On April 1, 2001, two Chinese J-8 fighter jets intercepted a U.S. Navy EP-3 surveillance aircraft that was 70 miles off Hainan Island, resulting in a collision with one of them, forcing it into the sea. The EP-3 made an emergency landing on Hainan, where China kept it captive for three months, long after the 24 crew members were released.
As in that incident, this week's scrap triggered heated reactions among ordinary Chinese who were incensed by the U.S. surveillance of its shores and proud of China's forceful action.
"What happened proves that whoever has stronger fists, his word is truth," an Internet user from Zhengzhou in Henan province posted on the Web site163.com.

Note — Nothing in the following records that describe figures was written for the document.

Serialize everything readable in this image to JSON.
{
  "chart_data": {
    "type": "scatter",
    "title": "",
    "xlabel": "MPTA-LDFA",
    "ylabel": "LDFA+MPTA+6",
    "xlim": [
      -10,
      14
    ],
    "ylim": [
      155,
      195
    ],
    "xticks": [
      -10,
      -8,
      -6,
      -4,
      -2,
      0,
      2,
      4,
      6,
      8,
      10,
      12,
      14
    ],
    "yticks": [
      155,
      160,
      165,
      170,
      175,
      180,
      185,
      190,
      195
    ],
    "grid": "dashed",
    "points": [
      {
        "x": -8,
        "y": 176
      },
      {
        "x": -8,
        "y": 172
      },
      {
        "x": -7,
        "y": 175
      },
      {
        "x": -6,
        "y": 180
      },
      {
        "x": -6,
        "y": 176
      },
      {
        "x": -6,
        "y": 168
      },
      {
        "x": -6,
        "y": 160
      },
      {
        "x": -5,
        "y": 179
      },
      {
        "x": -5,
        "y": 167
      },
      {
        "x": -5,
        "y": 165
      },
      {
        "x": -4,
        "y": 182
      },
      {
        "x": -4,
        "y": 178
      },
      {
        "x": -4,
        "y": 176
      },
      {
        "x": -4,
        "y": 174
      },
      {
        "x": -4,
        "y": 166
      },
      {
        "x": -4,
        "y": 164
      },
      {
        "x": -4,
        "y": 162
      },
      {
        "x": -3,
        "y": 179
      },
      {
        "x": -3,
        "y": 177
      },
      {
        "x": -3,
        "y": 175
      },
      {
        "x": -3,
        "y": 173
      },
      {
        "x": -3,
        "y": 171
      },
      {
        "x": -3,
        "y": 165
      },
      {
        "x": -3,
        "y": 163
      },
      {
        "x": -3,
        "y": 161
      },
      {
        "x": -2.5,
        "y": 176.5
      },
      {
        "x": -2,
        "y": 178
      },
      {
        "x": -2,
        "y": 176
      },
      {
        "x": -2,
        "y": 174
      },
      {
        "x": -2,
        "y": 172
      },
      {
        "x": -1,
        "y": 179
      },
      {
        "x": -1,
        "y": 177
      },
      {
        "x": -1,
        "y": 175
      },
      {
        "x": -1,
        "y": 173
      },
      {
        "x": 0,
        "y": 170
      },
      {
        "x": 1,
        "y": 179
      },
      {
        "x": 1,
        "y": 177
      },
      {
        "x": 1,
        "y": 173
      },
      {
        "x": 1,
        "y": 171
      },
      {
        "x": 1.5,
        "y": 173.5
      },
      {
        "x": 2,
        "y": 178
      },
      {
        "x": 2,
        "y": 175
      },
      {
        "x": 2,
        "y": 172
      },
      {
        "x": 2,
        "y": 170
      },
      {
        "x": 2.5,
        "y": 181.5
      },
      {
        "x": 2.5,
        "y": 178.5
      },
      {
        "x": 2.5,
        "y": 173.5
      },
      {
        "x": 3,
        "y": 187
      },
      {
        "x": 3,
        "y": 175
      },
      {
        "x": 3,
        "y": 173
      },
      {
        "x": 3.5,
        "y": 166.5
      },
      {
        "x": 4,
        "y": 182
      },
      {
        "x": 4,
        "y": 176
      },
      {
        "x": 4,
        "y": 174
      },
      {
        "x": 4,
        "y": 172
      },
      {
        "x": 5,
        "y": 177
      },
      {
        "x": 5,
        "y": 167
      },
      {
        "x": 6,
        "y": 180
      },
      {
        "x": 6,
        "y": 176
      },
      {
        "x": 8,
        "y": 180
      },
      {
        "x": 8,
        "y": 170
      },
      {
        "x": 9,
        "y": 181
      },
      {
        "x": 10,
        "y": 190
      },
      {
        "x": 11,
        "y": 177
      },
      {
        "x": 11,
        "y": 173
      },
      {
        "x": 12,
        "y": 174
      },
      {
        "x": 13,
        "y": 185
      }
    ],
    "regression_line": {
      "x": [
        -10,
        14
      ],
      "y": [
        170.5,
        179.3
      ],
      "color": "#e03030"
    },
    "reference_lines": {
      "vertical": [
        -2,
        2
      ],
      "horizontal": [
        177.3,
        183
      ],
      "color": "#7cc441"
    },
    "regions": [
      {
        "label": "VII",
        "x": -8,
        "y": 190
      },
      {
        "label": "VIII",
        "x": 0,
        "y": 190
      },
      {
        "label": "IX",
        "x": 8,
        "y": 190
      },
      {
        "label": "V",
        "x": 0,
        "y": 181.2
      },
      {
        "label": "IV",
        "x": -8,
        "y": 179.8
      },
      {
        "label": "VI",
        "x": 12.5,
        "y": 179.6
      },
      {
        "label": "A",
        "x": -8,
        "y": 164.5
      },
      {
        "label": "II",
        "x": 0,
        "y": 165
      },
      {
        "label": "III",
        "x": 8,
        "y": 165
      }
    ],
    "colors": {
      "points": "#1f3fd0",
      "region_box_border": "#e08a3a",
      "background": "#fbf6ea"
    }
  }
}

Ross said that such military confrontations could stoke nationalism in both countries.
"There is a risk that doing something like this can inflame public opinion in the United States as well as China," he said.
The Pentagon said the incident was only one of a half-dozen "increasingly aggressive" acts against the Impeccable and a sister ship, the Victorious — which included flybys by Chinese surveillance planes — since last Wednesday.
U.S. naval ships and China's sizable submarine fleet sometimes play cat and mouse as they take each other's measure. In October 2006, a Chinese submarine stalked the USS Kitty Hawk aircraft carrier near Hawaii and surfaced within firing range of its torpedoes before being detected.
In November 2007, China canceled a port call by the Kitty Hawk and several escort ships in Hong Kong. In response, the Pentagon ordered the carrier group to sail through the choppy, shallow Taiwan Strait, the first time that an American carrier group had made the transit since 2002.
China voiced "grave concern" about the passage but didn't claim at that time that U.S. naval ships had to stay outside the 200-mile limit.
The Taiwan Strait, which is barely 100 miles wide at one point, is a potential military flash point. Mainland China claims Taiwan as a renegade province, and says it has the right to seize control of the independently governed island.